“Of course I was,” I admit, too drained for pretense. “You and Ryker playing hero while I stared at a download bar? Not my idea of a good time.”
His smile softens into something genuine rather than feral. “But we came back. Always will.”
“You better,” I mutter, focusing on the collar of his tactical gear rather than meeting his eyes. “Or I’ll have to hunt you down myself.”
“Now that,” he murmurs, tilting my chin up, “would be fun to see.”
Before I can respond, his mouth claims mine in a kiss that carries equal parts reassurance and promise—warm, solid, real. Not the chaotic hunger of our first encounter, but something deeper. When we break apart, his eyes hold mine, uncharacteristically serious.
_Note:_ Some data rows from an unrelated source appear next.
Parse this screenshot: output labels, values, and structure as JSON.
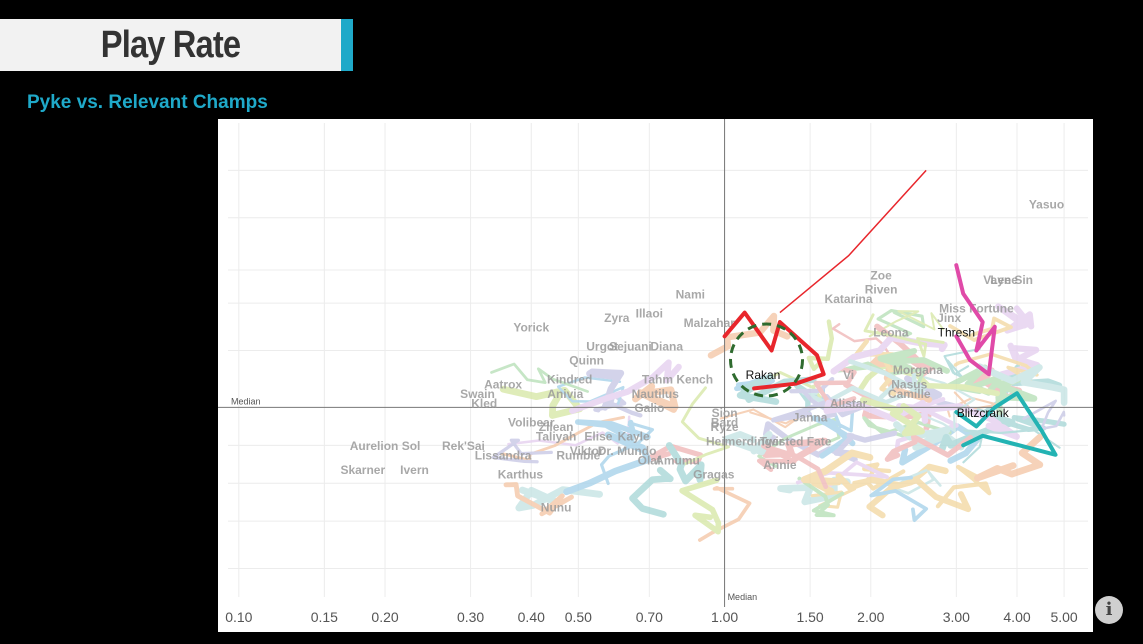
{
  "header": {
    "title": "Play Rate",
    "subtitle": "Pyke vs. Relevant Champs"
  },
  "colors": {
    "accent": "#1fa9c9",
    "rakan": "#e8262c",
    "thresh": "#e04aa8",
    "blitzcrank": "#23b3b3",
    "rakan_circle": "#2f6b2f"
  },
  "info_icon": "info-icon",
  "chart_data": {
    "type": "line",
    "x_scale": "log",
    "x_ticks": [
      "0.10",
      "0.15",
      "0.20",
      "0.30",
      "0.40",
      "0.50",
      "0.70",
      "1.00",
      "1.50",
      "2.00",
      "3.00",
      "4.00",
      "5.00"
    ],
    "x_tick_values": [
      0.1,
      0.15,
      0.2,
      0.3,
      0.4,
      0.5,
      0.7,
      1.0,
      1.5,
      2.0,
      3.0,
      4.0,
      5.0
    ],
    "xlim": [
      0.095,
      5.6
    ],
    "ylim": [
      0,
      1
    ],
    "median_x_label": "Median",
    "median_y_label": "Median",
    "median_x": 1.0,
    "median_y": 0.4,
    "grid": true,
    "highlighted_series": [
      {
        "name": "Rakan",
        "x": [
          1.0,
          1.1,
          1.25,
          1.3,
          1.55,
          1.6,
          1.4,
          1.15
        ],
        "y": [
          0.55,
          0.6,
          0.52,
          0.58,
          0.51,
          0.47,
          0.45,
          0.44
        ]
      },
      {
        "name": "Thresh",
        "x": [
          3.0,
          3.1,
          3.4,
          3.3,
          3.6,
          3.5,
          3.2,
          3.0
        ],
        "y": [
          0.7,
          0.64,
          0.58,
          0.52,
          0.57,
          0.47,
          0.5,
          0.55
        ]
      },
      {
        "name": "Blitzcrank",
        "x": [
          3.0,
          3.3,
          3.6,
          4.0,
          4.5,
          4.8,
          3.4,
          3.1
        ],
        "y": [
          0.39,
          0.36,
          0.4,
          0.43,
          0.35,
          0.3,
          0.34,
          0.32
        ]
      }
    ],
    "highlight_labels": [
      {
        "name": "Rakan",
        "x": 1.2,
        "y": 0.46
      },
      {
        "name": "Thresh",
        "x": 3.0,
        "y": 0.55
      },
      {
        "name": "Blitzcrank",
        "x": 3.4,
        "y": 0.38
      }
    ],
    "champion_labels": [
      {
        "name": "Yasuo",
        "x": 4.6,
        "y": 0.82
      },
      {
        "name": "Nami",
        "x": 0.85,
        "y": 0.63
      },
      {
        "name": "Zoe",
        "x": 2.1,
        "y": 0.67
      },
      {
        "name": "Riven",
        "x": 2.1,
        "y": 0.64
      },
      {
        "name": "Katarina",
        "x": 1.8,
        "y": 0.62
      },
      {
        "name": "Vayne",
        "x": 3.7,
        "y": 0.66
      },
      {
        "name": "Lee Sin",
        "x": 3.9,
        "y": 0.66
      },
      {
        "name": "Miss Fortune",
        "x": 3.3,
        "y": 0.6
      },
      {
        "name": "Yorick",
        "x": 0.4,
        "y": 0.56
      },
      {
        "name": "Zyra",
        "x": 0.6,
        "y": 0.58
      },
      {
        "name": "Illaoi",
        "x": 0.7,
        "y": 0.59
      },
      {
        "name": "Urgot",
        "x": 0.56,
        "y": 0.52
      },
      {
        "name": "Sejuani",
        "x": 0.64,
        "y": 0.52
      },
      {
        "name": "Diana",
        "x": 0.76,
        "y": 0.52
      },
      {
        "name": "Malzahar",
        "x": 0.93,
        "y": 0.57
      },
      {
        "name": "Quinn",
        "x": 0.52,
        "y": 0.49
      },
      {
        "name": "Leona",
        "x": 2.2,
        "y": 0.55
      },
      {
        "name": "Jinx",
        "x": 2.9,
        "y": 0.58
      },
      {
        "name": "Aatrox",
        "x": 0.35,
        "y": 0.44
      },
      {
        "name": "Kindred",
        "x": 0.48,
        "y": 0.45
      },
      {
        "name": "Anivia",
        "x": 0.47,
        "y": 0.42
      },
      {
        "name": "Swain",
        "x": 0.31,
        "y": 0.42
      },
      {
        "name": "Tahm Kench",
        "x": 0.8,
        "y": 0.45
      },
      {
        "name": "Kled",
        "x": 0.32,
        "y": 0.4
      },
      {
        "name": "Nautilus",
        "x": 0.72,
        "y": 0.42
      },
      {
        "name": "Vi",
        "x": 1.8,
        "y": 0.46
      },
      {
        "name": "Morgana",
        "x": 2.5,
        "y": 0.47
      },
      {
        "name": "Nasus",
        "x": 2.4,
        "y": 0.44
      },
      {
        "name": "Camille",
        "x": 2.4,
        "y": 0.42
      },
      {
        "name": "Alistar",
        "x": 1.8,
        "y": 0.4
      },
      {
        "name": "Volibear",
        "x": 0.4,
        "y": 0.36
      },
      {
        "name": "Sion",
        "x": 1.0,
        "y": 0.38
      },
      {
        "name": "Galio",
        "x": 0.7,
        "y": 0.39
      },
      {
        "name": "Janna",
        "x": 1.5,
        "y": 0.37
      },
      {
        "name": "Taliyah",
        "x": 0.45,
        "y": 0.33
      },
      {
        "name": "Bard",
        "x": 1.0,
        "y": 0.36
      },
      {
        "name": "Ryze",
        "x": 1.0,
        "y": 0.35
      },
      {
        "name": "Kayle",
        "x": 0.65,
        "y": 0.33
      },
      {
        "name": "Zilean",
        "x": 0.45,
        "y": 0.35
      },
      {
        "name": "Aurelion Sol",
        "x": 0.2,
        "y": 0.31
      },
      {
        "name": "Rek'Sai",
        "x": 0.29,
        "y": 0.31
      },
      {
        "name": "Viktor",
        "x": 0.52,
        "y": 0.3
      },
      {
        "name": "Dr. Mundo",
        "x": 0.63,
        "y": 0.3
      },
      {
        "name": "Heimerdinger",
        "x": 1.1,
        "y": 0.32
      },
      {
        "name": "Lissandra",
        "x": 0.35,
        "y": 0.29
      },
      {
        "name": "Rumble",
        "x": 0.5,
        "y": 0.29
      },
      {
        "name": "Olaf",
        "x": 0.7,
        "y": 0.28
      },
      {
        "name": "Amumu",
        "x": 0.8,
        "y": 0.28
      },
      {
        "name": "Twisted Fate",
        "x": 1.4,
        "y": 0.32
      },
      {
        "name": "Skarner",
        "x": 0.18,
        "y": 0.26
      },
      {
        "name": "Ivern",
        "x": 0.23,
        "y": 0.26
      },
      {
        "name": "Annie",
        "x": 1.3,
        "y": 0.27
      },
      {
        "name": "Karthus",
        "x": 0.38,
        "y": 0.25
      },
      {
        "name": "Gragas",
        "x": 0.95,
        "y": 0.25
      },
      {
        "name": "Elise",
        "x": 0.55,
        "y": 0.33
      },
      {
        "name": "Nunu",
        "x": 0.45,
        "y": 0.18
      }
    ]
  }
}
“We’re pack, Glitch. The rules changed.”
“I know,” I whisper, the admission easier than expected.
His smile returns, the wildness I’ve come to expect from him sliding back into place. “Good. Now let’s get inside before Theo decides we both need medical attention.”
Chapter 18
Finn
My fingers trembleas they hover over the keyboard—a fine tremor, imperceptible to anyone not trained to notice microscopic deviations. I’ve spent my life calculating angles, measuring distances to the millimeter, trusting my hands to translate mathematical precision into reality.
Now they betray me, Sterling’s virus stealing my control.
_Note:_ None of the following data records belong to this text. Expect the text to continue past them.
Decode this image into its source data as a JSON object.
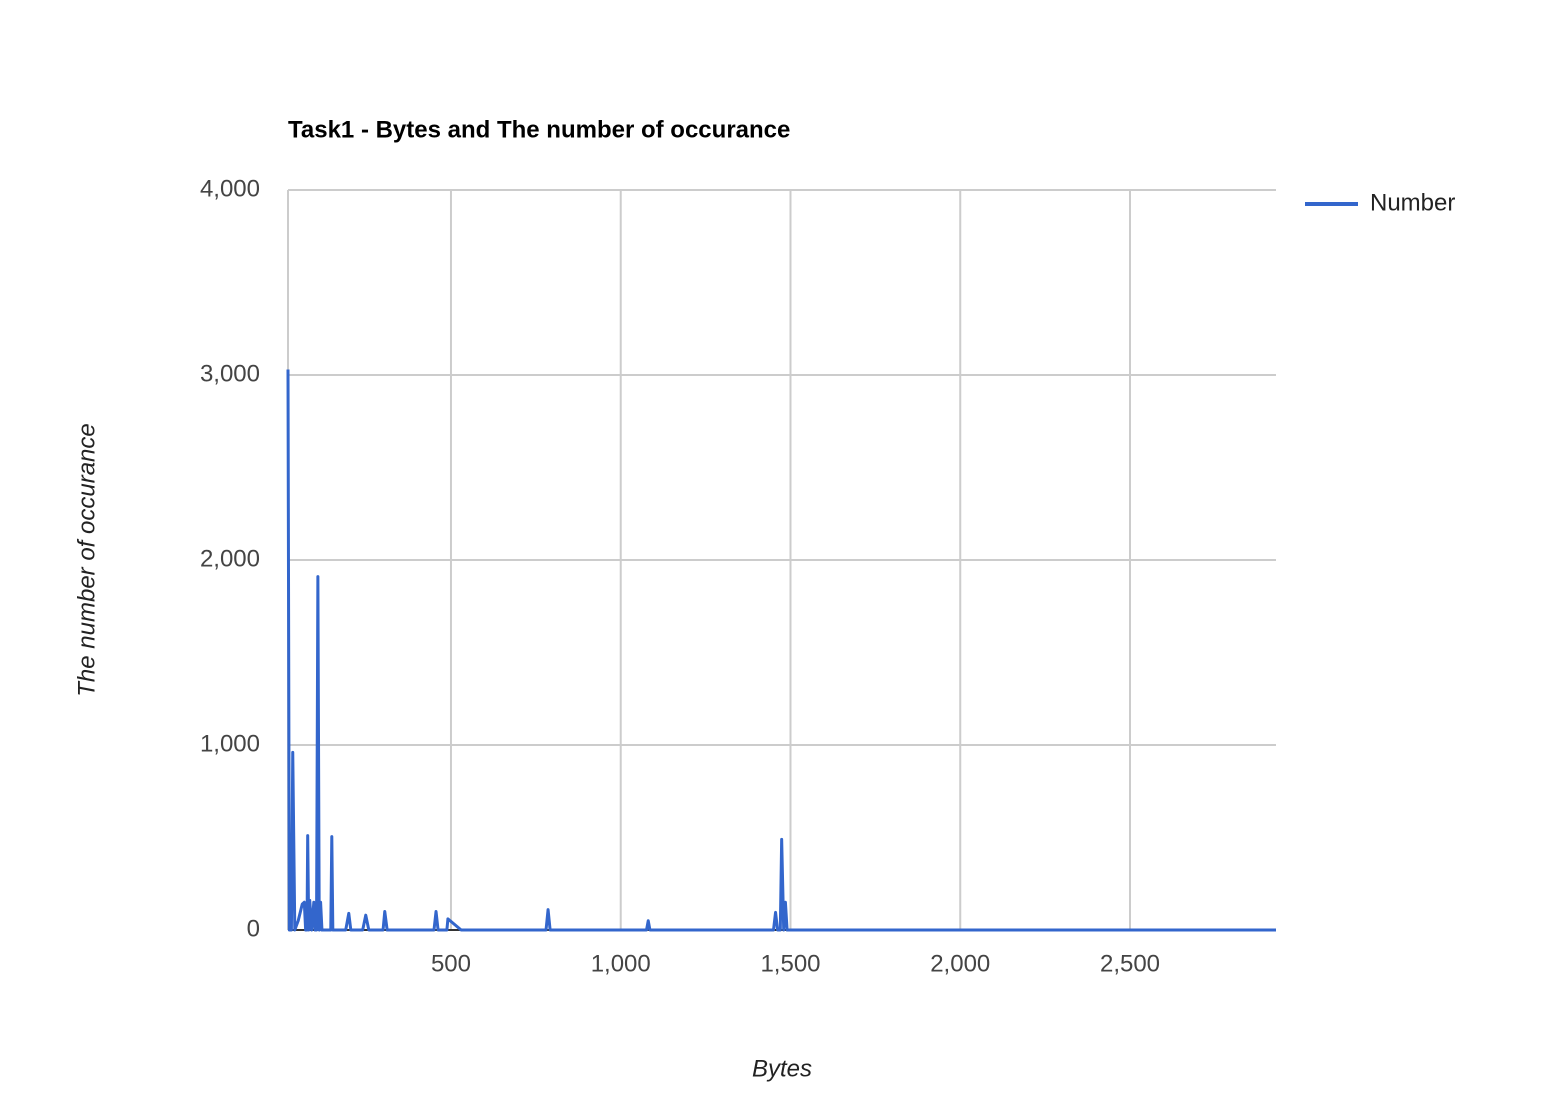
{
  "chart_data": {
    "type": "line",
    "title": "Task1 - Bytes and The number of occurance",
    "x_label": "Bytes",
    "y_label": "The number of occurance",
    "x": [
      20,
      24,
      30,
      34,
      40,
      50,
      62,
      68,
      72,
      76,
      78,
      81,
      84,
      90,
      96,
      100,
      104,
      108,
      112,
      116,
      120,
      146,
      149,
      152,
      190,
      199,
      205,
      240,
      249,
      258,
      300,
      305,
      312,
      450,
      456,
      462,
      488,
      491,
      530,
      780,
      786,
      792,
      1076,
      1081,
      1086,
      1450,
      1456,
      1462,
      1470,
      1474,
      1480,
      1485,
      1490,
      2930
    ],
    "series": [
      {
        "name": "Number",
        "color": "#3366cc",
        "values": [
          3030,
          0,
          0,
          960,
          0,
          50,
          140,
          150,
          0,
          0,
          510,
          0,
          160,
          0,
          150,
          0,
          0,
          1910,
          0,
          150,
          0,
          0,
          505,
          0,
          0,
          90,
          0,
          0,
          80,
          0,
          0,
          100,
          0,
          0,
          100,
          0,
          0,
          60,
          0,
          0,
          110,
          0,
          0,
          50,
          0,
          0,
          95,
          0,
          0,
          490,
          0,
          150,
          0,
          0
        ]
      }
    ],
    "xlim": [
      20,
      2930
    ],
    "xticks": [
      500,
      {
        "value": 1000,
        "label": "1,000"
      },
      {
        "value": 1500,
        "label": "1,500"
      },
      {
        "value": 2000,
        "label": "2,000"
      },
      {
        "value": 2500,
        "label": "2,500"
      }
    ],
    "ylim": [
      0,
      4000
    ],
    "yticks": [
      0,
      {
        "value": 1000,
        "label": "1,000"
      },
      {
        "value": 2000,
        "label": "2,000"
      },
      {
        "value": 3000,
        "label": "3,000"
      },
      {
        "value": 4000,
        "label": "4,000"
      }
    ],
    "grid": true,
    "legend": "right"
  }
}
“Maybe we should wait,” Cayenne suggests from her seat beside my bed. She’s set up a workstation here—a mirror of mine with dual monitors, specialized routing gear, and three backup drives. The room smells of antiseptic and illness, punctuated by the increasingly confusing notes of her changing scent.
“We don’t have time to wait,” I counter, forcing my fingers steady through sheer will. The screen before me shows Sterling’s primary firewall—a digital fortress that might as well be Mordor for all our chance of casual entry. “Every day we delay, more betas die.”
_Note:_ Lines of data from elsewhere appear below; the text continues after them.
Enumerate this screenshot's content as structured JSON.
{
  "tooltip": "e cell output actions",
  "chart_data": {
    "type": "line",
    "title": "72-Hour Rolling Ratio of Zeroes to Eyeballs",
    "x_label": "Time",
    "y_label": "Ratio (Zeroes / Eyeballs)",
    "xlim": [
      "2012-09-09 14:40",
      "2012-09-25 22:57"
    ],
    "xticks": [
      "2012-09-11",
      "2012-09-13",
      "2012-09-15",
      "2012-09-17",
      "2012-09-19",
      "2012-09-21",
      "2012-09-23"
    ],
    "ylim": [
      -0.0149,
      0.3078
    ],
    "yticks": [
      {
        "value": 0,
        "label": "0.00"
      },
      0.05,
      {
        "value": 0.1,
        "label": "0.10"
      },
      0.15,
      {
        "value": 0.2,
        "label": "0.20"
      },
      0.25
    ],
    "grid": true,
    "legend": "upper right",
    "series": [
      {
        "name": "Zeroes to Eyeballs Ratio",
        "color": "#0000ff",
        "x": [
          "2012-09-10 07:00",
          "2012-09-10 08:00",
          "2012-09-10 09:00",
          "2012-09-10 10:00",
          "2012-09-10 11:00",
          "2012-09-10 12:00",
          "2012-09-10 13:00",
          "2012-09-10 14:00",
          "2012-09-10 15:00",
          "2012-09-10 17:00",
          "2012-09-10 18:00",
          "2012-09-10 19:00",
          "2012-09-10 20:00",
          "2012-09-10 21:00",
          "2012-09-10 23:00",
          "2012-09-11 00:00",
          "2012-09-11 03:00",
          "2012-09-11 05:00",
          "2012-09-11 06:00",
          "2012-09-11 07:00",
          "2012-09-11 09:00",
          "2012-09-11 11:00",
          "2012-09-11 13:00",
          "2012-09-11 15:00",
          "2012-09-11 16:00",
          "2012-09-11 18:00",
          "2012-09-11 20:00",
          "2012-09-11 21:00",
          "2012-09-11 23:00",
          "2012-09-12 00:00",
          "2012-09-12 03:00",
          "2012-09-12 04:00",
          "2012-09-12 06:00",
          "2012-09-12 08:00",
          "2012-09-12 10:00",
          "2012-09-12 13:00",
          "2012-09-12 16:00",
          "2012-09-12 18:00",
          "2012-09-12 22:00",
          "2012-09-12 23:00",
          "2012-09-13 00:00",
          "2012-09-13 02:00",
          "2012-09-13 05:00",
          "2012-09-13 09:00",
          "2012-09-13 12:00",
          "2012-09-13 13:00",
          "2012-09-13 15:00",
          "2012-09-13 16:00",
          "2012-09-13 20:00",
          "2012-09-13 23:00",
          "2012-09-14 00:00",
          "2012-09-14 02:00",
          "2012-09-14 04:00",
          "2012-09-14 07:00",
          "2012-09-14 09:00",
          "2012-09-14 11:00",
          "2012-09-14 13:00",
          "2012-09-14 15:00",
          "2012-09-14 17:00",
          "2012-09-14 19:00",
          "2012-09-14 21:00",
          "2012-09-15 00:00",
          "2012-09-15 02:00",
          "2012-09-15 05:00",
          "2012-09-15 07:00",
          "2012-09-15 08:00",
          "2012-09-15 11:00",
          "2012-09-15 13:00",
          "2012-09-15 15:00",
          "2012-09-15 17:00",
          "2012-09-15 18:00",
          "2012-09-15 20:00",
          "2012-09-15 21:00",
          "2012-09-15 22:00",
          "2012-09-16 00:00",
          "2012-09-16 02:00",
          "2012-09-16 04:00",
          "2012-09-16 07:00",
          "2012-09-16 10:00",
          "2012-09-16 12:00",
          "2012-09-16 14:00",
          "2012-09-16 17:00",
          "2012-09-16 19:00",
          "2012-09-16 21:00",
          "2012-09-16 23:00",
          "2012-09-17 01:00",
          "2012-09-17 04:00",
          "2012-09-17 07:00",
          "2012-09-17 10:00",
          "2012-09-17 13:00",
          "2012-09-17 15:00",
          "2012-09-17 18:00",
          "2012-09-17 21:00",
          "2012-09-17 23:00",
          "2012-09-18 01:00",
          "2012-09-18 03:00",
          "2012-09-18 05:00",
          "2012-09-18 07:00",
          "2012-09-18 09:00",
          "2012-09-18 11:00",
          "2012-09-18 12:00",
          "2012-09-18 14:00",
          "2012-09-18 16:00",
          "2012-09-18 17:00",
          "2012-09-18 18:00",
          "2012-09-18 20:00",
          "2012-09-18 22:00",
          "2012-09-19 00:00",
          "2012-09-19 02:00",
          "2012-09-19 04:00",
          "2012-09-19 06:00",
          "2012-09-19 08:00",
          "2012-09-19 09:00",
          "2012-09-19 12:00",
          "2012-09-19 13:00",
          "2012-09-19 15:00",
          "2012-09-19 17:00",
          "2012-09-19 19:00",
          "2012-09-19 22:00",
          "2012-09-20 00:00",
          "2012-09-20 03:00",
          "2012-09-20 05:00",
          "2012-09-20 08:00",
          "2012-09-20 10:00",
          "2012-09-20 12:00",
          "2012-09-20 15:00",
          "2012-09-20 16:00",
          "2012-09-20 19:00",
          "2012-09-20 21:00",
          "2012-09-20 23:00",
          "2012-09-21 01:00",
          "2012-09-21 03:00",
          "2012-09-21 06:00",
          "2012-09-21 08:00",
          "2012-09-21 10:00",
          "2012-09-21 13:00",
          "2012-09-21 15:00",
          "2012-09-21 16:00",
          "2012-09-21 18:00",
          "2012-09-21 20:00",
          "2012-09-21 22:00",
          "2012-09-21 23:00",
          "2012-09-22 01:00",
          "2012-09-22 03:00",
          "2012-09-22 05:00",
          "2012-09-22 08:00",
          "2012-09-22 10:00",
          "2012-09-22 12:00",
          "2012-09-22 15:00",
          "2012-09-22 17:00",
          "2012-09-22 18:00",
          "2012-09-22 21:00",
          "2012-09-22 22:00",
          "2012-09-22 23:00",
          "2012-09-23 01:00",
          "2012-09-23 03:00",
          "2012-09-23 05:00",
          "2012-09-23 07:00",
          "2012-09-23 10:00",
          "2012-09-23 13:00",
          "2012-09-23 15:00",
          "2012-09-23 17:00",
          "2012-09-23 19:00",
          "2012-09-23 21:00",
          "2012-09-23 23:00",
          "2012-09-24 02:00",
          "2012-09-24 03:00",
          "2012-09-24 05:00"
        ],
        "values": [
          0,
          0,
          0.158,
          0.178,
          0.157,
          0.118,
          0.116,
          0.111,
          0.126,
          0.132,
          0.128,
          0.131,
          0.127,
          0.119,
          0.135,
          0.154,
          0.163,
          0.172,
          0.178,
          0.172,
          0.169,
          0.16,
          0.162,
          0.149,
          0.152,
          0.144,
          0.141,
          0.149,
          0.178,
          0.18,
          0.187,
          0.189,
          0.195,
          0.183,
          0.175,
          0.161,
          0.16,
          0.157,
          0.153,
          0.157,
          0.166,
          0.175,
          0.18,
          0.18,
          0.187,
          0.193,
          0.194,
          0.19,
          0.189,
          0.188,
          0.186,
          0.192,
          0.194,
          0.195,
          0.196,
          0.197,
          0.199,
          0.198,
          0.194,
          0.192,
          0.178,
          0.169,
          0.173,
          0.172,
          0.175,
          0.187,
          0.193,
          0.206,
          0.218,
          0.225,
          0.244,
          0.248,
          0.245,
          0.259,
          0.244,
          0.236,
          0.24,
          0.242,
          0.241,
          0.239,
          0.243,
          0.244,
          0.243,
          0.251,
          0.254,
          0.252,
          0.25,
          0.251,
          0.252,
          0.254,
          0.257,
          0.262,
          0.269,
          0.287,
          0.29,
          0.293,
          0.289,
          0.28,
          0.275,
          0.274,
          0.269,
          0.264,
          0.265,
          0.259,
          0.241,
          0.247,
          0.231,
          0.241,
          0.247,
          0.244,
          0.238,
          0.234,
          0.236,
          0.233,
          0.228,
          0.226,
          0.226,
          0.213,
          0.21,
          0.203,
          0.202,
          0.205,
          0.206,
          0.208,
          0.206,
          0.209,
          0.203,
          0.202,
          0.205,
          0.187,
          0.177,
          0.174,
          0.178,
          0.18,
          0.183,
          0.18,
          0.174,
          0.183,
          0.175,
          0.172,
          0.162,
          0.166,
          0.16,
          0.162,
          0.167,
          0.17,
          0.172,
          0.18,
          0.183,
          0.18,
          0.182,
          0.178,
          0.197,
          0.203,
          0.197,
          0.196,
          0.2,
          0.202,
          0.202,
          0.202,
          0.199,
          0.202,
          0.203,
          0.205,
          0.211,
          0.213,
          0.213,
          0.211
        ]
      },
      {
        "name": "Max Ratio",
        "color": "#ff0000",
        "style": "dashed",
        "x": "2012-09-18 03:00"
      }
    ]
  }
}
She doesn’t argue—just nods and returns to her system. We’ve been at this for hours, probing Sterling’s central database for vulnerabilities. The server farm we hit three days ago was just an outpost. This is the heart, the brain, the core of his operations. And it’s locked up tight.
A cough rips through me—wet and brutal—bending me double over the keyboard. The fever that’s simmered for days has caught fire, turning my skin to burning paper and my lungs to wet sandpaper. When I straighten, Cayenne is watching me with that precise blend of concern and calculation that makes her unmistakably her.
“Your respiratory symptoms are progressing faster than mine did,” she observes, her analytical mind already cataloging differences. “Mona thinks it might be a gender-based response.”
“Lucky me,” I manage between breaths. “Always did want to be special.”
Her smile is brief but genuine. “You’re going to have to let me take point on this. I can handle the network infiltration.”
Pride wants to argue, but logic prevails. I calculate our probability of success with my deteriorating condition versus her operating at full capacity. The numbers don’t lie. “Sterling’s security system will trace any direct attack. We need a ghost—someone who can slip through without leaving fingerprints.”
“Good thing you’ve got a world-class hacker in your bedroom.” She winks, the gesture deliberately light despite the tension humming between us. “Scoot over. Let me show you how the professionals do it.”
I shift, making room for her to access my primary system while maintaining her own. The movement brings her closer, her scent washing over me in waves that make my head spin in ways that have nothing to do with the virus. There’s something different about her—something that wasn’t there before Sterling’s infection. Notes of sweetness beneath her usual citrus and ozone, almost like…
As a beta, my sensory interpretation lacks the instinctual certainty of an alpha, but my analytical mind compensates, categorizing subtle chemical changes that most betas would miss entirely. Years of working alongside alphas and omegashave trained me to detect pheromone patterns that typically fall outside beta perception range.
“You okay?” She glances up from the keyboard, catching me mid-analysis. “You’ve got that look.”
“What look?”
“The one where you’re solving equations in your head.” Her fingers fly across the keys, executing commands faster than most people can read them. “Usually involves a lot of staring and slightly parted lips.”
“I don’t do that.” I catalog the claim, filing it away for later verification.
“You absolutely do. It’s adorable, in a nerdy savant kind of way.” She initiates a sequence that bypasses the first layer of Sterling’s security without triggering any alerts. “Now focus, Professor. We’ve got a dragon to slay.”
I try, I really do, but the virus makes concentration difficult. My mind keeps slipping sideways, catching on irrelevant details—the way Cayenne’s hair falls over her shoulder as she works, the precise rhythm of her breathing, the subtle changes in her scent that keep triggering some primitive part of my brain.
Through the open doorway, I catch glimpses of the pack’s activity. Ryker paces the hallway, simultaneously on a call coordinating supply routes with Quinn and reviewing what appears to be preliminary tactical schematics. His efficiency even in crisis is something to be admired—the alpha mind at its strategic best, solving multiple problems in parallel tracks.